Zhang Yu,Fumigation – Detoxifying Elixir: Healing the Fog of Confusion, 2024, “Symphony of Senses: The Resonance Between the Five Senses and the World”,2024 Future Lab
Across the entire exhibition, there is an implicit thread of healing: through sensory engagement and participatory experience, the viewer is encouraged to reflect inward and to reconsider connections with self, others, and the external world. These artworks, through their multisensory and immersive strategies, carry the potential for therapeutic resonance.
A moment of unexpected healing also occurred during the installation of Endless Love: in the darkened room, the projected animation broke free from the confines of its acrylic pyramid, with the two animated figures escaping to dance across the surrounding walls and curtains. The curator interpreted this spontaneous visual “breakout” as a symbol of the artist Zhang Yinan’s inner breakthrough, offering it back to the artist as a gesture of blessing.
Though Detox Prescription delivers the sharpest and most critical note in the exhibition, it also enriches the exhibition’s subtle, underlying dimension of healing—one that is embedded in both the curatorial and creative processes.
The final work, Symphony (2021) by Xu Ying, brings together a variety of natural and synthetic materials placed into a system of kinetic sound-making devices. Through mechanical activation, the sounds of nature and artificial elements collide and converge, forming a symphonic landscape. As visitors move through the installation, surrounded by clusters of hay, they become physically immersed in the artist’s constructed environment—a landscape where human, nature, and machine merge. The body becomes the receiver of Symphony of Senses’s core message.
This experience parallels the sonic layering in Lisa Chang Lee’s Silent Chorus, where Li ethnic language is folded into the rainforest’s ambient recordings: two different works, echoing the same vision—an empathy born from sensory entanglement and ecological coexistence.
Xu Ying, Symphony, 2021, “Symphony of Senses: The Resonance Between the Five Senses and the World”,2024 Future Lab
The term “resonance” may consist of just two characters in Chinese (共感), yet its meanings unfold like a neural network—radiating outward in multiple, interconnected directions. Does it refer to the interaction and integration of the five human senses? Or to the shared sensory resonance between distinct individuals? Is it about the entanglement of external stimuli and internal perception, breaking down the binary of subject and object? Or the way a single external phenomenon, processed through a shared sensory system, can unite individuals and even evoke empathy?
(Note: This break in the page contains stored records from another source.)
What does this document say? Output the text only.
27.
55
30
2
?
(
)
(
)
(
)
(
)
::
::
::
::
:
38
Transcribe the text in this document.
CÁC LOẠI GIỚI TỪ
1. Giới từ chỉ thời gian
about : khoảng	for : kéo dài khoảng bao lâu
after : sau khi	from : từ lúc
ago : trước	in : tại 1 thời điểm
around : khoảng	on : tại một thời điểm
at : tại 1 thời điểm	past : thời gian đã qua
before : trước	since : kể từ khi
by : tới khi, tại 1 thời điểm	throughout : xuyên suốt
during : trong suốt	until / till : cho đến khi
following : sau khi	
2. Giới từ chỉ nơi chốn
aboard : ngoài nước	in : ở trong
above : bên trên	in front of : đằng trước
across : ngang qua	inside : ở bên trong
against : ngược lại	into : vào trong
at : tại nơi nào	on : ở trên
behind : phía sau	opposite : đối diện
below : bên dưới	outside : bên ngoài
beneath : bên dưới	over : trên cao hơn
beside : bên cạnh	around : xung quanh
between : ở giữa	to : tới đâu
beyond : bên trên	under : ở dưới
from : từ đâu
The exhibition Symphony of Senses: The Resonance Between the Five Senses and the World takes a nearly three-part narrative structure. It does not aim to resolve these entangled questions, but instead renders the many possible states of “resonance” tangible through the field of art. Intellectual inquiry is wrapped in the richly textured, ever-shifting experiences of the artworks. The exhibition lets the fog linger—and within that fog, offers moments of comfort.
Perhaps future experiments in sensory-based art and curatorial practice could be even bolder, pushing more directly into the tensions and contradictions embedded in neuroaesthetics, where science and beauty collide. Such efforts could bring about a more immediate collision between the rational and the sensory. Still, Symphony of Senses lays an intriguing foundation for further exploration, and leaves us eager to see the future curatorial collaborations and experiments from Heart Lab and TRA Collective.